Between Vyvanse and the black hole in my heart, fusion happened. I in essence functioned like a magnet with two polar fields. (Don't think that irons and metals are limited in functioning as a magnet. Even ceramic [heated soil] can function as a magnet.)

The dust particles that I identified as objects of my desire slowly snaked into my heart. They entered my heart like sperm enters into the ovum. Except it wasn't just one sperm. Like iron dust attracted to a magnet, these tiny particles filled my heart. My baby was growing. These were particles of all elements. They fused. A planet happened.

And this planet was in momentum to fulfill the desires of that planet. The planet had it's own unique gravitational pull. It was a powerful ego. It sought much. It sought to lord over much. It bolded over others in it's desire for attainment. It steam rolled over bodies in it's lust. It haunted, gassed and laughed and screamed and enjoyed. And then it suffered in ghost like silence. And then it regretted.

This whole up and down process is mentioned in the Bhagavad-gita. And I went through every step of it.

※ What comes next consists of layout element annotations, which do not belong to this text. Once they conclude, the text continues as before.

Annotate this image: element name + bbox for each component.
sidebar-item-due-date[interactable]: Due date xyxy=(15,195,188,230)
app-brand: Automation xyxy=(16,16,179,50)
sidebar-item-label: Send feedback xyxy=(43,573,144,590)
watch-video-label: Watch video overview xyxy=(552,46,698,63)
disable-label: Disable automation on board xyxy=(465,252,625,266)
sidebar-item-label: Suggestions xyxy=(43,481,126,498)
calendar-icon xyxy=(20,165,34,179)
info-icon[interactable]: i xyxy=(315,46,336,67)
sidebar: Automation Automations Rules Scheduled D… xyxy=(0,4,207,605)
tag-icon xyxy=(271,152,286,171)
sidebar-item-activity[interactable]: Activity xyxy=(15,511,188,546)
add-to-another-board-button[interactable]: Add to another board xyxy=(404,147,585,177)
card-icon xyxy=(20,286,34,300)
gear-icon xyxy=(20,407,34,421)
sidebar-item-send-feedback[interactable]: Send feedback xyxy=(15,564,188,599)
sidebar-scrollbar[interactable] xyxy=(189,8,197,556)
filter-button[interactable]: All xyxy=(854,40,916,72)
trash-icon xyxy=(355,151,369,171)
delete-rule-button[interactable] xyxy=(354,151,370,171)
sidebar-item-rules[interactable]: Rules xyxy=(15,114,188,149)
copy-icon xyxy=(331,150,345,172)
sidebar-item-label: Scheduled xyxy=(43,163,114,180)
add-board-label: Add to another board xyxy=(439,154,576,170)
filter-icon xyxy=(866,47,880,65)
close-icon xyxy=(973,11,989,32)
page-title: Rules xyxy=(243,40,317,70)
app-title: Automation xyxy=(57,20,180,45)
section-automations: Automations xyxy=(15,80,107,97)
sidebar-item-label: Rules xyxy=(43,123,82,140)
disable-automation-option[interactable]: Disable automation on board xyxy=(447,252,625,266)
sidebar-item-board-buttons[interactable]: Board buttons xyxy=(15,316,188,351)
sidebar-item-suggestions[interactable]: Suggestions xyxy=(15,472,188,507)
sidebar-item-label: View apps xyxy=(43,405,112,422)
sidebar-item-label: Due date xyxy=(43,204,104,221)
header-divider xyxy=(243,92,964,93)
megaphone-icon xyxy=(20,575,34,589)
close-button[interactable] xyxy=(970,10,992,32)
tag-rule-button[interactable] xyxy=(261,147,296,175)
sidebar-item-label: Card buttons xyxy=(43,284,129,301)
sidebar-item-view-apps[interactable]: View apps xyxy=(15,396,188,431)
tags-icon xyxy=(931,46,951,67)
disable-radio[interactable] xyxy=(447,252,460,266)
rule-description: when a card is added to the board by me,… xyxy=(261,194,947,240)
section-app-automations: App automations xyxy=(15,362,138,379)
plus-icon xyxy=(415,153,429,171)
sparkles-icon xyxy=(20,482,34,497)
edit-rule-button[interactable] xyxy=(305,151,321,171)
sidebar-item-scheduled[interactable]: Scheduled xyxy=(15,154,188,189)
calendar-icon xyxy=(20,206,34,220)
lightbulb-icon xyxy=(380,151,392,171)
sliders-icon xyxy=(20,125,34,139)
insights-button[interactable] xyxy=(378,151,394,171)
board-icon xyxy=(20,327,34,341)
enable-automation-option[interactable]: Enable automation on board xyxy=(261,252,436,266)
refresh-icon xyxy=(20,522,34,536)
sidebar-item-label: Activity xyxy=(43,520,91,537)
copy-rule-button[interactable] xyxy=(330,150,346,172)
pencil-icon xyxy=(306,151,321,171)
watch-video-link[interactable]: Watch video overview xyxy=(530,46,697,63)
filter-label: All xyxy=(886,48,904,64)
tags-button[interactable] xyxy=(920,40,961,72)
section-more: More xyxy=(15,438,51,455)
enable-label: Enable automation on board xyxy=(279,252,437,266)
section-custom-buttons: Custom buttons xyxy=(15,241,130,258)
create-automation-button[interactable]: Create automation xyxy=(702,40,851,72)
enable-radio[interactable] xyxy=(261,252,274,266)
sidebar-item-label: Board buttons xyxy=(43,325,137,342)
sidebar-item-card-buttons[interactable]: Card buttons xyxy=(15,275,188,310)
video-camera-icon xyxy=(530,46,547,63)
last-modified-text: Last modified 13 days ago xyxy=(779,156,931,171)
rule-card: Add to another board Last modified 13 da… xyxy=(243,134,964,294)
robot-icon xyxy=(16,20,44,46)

And then slowly, I found out that the planet in my heart would not make me happy. I sought to stuff and cram a larger planet into my heart. I wanted to take over the world. I in essence for a time in my life functioned as a sociopath. I hurt many. I was an uncontrolled projectile of desires. I went out of control. And I crashed. And it hurt like a bitch.

My heart burst into flames. I blazed like the sun. I burned in agony. My body trembled in tremors as hot lava like tears splashed all over my lap. It was like the eruption of hot ejaculated fluids from deep within my soul. The volcanic eruption of disrupted desires. I melted in my own regret and became an even more morose ball of dejection than before I went to engineering school.

I see many parallels between the story of Dhruva Maharaj and my life. Both of us were crying, wanting to rule over planets bigger than the ones that our relatives had.
But there are differences between Dhruva Maharaj and myself too. The difference between him and I is that he attained Vishnu. I have not seen the 4-armed form of Vishnu the way Dhruva Maharaj did. But I have had a lot of realizations about the beauty of the wonderfulness of God in my journey. I realized that Allah (God) is indeed akbar (great). 

Both Dhruva Maharaj and I learned that what we initially wanted was far less in quality and quantity than what we received in the end. After attaining Vishnu, Dhruva Maharaj described his wanting to rule over a kingdom greater than his fathers as wanting broken glass (a planet) when what he should have gone for is after the diamond (Vishnu).